Has anyone who wanted to be funnier ever managed to become so?
This semester I’m teaching a class called “Humor and Satire,” and, though we haven’t reached the satire part, I’m beginning to wonder if I understand humor very well. So far, nothing on the reading list, apparently, is funny, and my students’ idea of what’s funny often doesn’t match my sense of humor either.
It occurs to me I might be better off teaching a course called “Humorless Sermons” than one that’s supposed to be funny. No one is laughing as much as I hoped, and, in the middle of the night when I wake up from twisted and disturbing dreams designed to sublimate my frustration, I ruminate on the very nature of humor and what skills or traits (or whatever) a person needs to get a joke and/or whether a sense of humor is inherently subjective, untouchable by education.
Some years ago, during my quixotic teaching years, I devised and taught another course called “The Comic View” and ran into different but similarly nettling issues. Then, students did find some of the content funny, but, beyond sharing what each person thought was funny, they weren’t interested in talking. I’d ask how humor worked—what we can learn about what elicits laughter—and the response would be… crickets. No one wanted to talk about why they were amused.

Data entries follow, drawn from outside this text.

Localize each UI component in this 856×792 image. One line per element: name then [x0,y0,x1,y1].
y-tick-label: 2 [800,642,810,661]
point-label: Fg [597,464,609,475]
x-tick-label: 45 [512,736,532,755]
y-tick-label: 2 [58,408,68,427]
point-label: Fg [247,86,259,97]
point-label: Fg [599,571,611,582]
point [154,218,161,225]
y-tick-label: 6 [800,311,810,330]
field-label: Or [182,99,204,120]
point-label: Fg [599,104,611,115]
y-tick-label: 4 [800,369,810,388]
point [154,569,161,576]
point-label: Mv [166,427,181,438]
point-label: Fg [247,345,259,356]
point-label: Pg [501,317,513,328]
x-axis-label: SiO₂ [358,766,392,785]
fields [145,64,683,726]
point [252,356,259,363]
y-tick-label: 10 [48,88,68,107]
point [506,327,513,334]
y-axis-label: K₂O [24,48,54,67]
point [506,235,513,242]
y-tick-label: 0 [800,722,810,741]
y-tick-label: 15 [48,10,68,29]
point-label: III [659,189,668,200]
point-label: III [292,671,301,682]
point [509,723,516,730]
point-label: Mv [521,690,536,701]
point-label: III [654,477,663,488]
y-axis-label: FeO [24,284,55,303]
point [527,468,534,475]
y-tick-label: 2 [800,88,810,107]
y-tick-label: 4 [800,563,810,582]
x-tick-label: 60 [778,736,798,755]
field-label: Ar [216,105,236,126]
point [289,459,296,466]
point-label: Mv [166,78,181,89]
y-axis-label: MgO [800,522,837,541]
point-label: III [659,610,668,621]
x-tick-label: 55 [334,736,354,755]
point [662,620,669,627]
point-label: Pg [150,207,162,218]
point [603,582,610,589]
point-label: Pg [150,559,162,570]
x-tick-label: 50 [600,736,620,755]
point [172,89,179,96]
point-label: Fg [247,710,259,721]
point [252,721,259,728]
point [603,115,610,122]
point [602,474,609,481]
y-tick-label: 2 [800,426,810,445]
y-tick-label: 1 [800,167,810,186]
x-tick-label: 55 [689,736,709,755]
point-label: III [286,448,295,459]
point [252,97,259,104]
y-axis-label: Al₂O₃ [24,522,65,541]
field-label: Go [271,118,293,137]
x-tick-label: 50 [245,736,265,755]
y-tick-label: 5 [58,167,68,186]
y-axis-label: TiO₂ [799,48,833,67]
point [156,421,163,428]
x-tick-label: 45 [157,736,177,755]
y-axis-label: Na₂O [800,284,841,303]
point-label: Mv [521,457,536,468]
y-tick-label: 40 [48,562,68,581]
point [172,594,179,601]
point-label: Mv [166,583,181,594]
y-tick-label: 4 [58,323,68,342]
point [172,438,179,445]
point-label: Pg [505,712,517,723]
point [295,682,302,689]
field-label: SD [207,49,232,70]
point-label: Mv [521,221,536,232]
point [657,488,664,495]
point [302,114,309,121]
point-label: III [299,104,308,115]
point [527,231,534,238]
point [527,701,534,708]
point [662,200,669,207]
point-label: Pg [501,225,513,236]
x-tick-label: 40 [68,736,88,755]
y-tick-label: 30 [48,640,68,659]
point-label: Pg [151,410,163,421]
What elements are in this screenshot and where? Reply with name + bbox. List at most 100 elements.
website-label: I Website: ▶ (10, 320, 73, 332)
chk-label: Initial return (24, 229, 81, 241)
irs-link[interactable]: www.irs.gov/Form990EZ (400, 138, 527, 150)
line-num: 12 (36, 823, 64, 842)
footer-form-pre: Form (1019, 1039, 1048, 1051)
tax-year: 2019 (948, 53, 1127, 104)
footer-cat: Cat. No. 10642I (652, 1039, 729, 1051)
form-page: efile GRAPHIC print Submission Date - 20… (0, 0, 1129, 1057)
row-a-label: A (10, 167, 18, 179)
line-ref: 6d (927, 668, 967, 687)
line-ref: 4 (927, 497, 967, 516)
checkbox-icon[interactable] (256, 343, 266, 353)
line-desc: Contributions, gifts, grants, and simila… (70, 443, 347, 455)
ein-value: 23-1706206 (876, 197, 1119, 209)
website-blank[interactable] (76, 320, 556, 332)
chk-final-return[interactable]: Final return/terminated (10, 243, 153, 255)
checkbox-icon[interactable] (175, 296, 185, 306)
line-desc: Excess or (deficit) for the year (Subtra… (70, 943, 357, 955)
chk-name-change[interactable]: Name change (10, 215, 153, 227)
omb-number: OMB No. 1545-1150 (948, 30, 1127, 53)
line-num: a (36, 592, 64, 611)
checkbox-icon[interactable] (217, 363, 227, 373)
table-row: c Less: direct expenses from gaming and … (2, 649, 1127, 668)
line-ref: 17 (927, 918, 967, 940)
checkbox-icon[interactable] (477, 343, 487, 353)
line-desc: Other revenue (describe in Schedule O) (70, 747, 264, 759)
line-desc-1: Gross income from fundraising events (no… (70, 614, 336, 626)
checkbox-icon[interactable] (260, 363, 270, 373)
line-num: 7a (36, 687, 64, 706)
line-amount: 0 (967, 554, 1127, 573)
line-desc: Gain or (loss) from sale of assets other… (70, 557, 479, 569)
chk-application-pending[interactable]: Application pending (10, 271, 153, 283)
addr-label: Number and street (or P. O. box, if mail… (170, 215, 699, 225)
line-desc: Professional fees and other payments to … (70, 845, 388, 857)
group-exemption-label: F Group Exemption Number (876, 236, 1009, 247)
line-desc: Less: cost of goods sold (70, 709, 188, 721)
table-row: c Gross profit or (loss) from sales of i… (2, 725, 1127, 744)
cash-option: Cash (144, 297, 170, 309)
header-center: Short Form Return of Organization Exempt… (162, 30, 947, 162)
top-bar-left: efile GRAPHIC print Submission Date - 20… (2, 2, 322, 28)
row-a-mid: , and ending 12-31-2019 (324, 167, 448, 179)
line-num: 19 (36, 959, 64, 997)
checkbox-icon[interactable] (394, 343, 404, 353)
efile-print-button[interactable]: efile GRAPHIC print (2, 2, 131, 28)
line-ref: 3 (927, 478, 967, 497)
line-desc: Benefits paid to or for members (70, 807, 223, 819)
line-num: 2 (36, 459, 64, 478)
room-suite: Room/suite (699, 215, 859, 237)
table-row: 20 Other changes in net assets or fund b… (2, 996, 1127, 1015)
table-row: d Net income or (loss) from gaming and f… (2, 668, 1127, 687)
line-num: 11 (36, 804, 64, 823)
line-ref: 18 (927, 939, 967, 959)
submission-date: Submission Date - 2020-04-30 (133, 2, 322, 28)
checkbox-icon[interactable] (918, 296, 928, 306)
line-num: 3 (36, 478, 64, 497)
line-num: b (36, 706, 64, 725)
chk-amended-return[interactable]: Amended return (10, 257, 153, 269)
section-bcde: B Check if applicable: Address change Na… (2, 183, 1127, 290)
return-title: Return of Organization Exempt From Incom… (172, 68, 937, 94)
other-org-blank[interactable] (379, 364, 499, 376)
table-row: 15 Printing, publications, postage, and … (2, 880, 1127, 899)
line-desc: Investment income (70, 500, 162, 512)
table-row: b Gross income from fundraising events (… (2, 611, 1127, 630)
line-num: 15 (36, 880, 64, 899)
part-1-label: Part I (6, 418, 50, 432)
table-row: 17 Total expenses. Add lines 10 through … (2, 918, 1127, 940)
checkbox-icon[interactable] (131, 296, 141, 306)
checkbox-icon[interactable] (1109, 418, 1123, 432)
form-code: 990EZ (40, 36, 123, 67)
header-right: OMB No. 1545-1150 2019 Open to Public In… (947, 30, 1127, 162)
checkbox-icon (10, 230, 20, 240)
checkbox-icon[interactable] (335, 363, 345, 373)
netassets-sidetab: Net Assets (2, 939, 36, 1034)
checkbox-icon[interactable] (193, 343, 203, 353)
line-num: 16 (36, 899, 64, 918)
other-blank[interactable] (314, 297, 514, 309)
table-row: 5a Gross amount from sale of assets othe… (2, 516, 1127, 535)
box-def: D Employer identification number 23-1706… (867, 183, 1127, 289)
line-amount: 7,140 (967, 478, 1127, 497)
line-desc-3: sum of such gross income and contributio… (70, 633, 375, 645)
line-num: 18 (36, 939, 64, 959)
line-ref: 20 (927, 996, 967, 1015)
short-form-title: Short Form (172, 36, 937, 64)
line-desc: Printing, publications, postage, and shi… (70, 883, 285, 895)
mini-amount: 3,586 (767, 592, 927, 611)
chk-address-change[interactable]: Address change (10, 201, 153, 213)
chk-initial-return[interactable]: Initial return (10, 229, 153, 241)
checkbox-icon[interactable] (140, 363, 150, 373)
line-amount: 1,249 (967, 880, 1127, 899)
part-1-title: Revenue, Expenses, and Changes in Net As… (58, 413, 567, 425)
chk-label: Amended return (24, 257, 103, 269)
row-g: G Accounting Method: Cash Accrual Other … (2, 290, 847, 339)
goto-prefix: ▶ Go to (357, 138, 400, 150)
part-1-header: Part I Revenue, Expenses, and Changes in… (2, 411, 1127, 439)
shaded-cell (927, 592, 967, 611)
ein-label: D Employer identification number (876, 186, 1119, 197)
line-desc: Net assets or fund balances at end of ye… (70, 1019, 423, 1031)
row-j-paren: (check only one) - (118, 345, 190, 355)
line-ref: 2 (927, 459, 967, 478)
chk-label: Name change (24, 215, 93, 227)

But at least they laughed at first.
I took over “Humor and Satire”—with considerable trepidation—from a colleague when the class wouldn’t fit into his schedule. He is a director and drama teacher and improv sponsor at our school. Unlike me, he’s quite funny, and, though he helped me design and organize the course and approved the books I chose, thus far I haven’t been able to create the magic he intended.
Why? It might be because I’m not funny or they are not sophisticated enough as readers to detect humor or humor itself is a challenging art form that’s easy to under-appreciate until you try it or maybe that humor, the minute you expose it to the spotlight of analysis, withers and dies. It could be all that and more.
For a recent assignment, I asked my class to write an essay (with the same title as this one) speculating on an essential trait of humor. The elusiveness of the answer, I hoped, would challenge them and—like the laboratory a course like this should be—lead us, together, to more sophisticated questions about what’s funny and why. I haven’t read their work yet, but, based on the number of times I answered, “Is it okay if we quote someone saying ‘fuck’?” I’m intimidated and afraid.
Were I writing the essay, I might argue similarly, that humor is inherently transgressive. It must cross a line or elude what’s “usual” or “acceptable” to hit its mark—but, if true, where does that leave stodgy (and older) professorial types like me? Does assigning a work as humor disqualify it as funny immediately?
My class, in their defense, puts up with me. My misguided enthusiasm, they communicate, is occasionally quaint and charming. I can’t help feeling a failure, however. Maybe an explained joke can’t be funny, but, if so, that truth doesn’t leave me much room to teach. The whole situation leads to a more existential question, “Can anything be taught at all?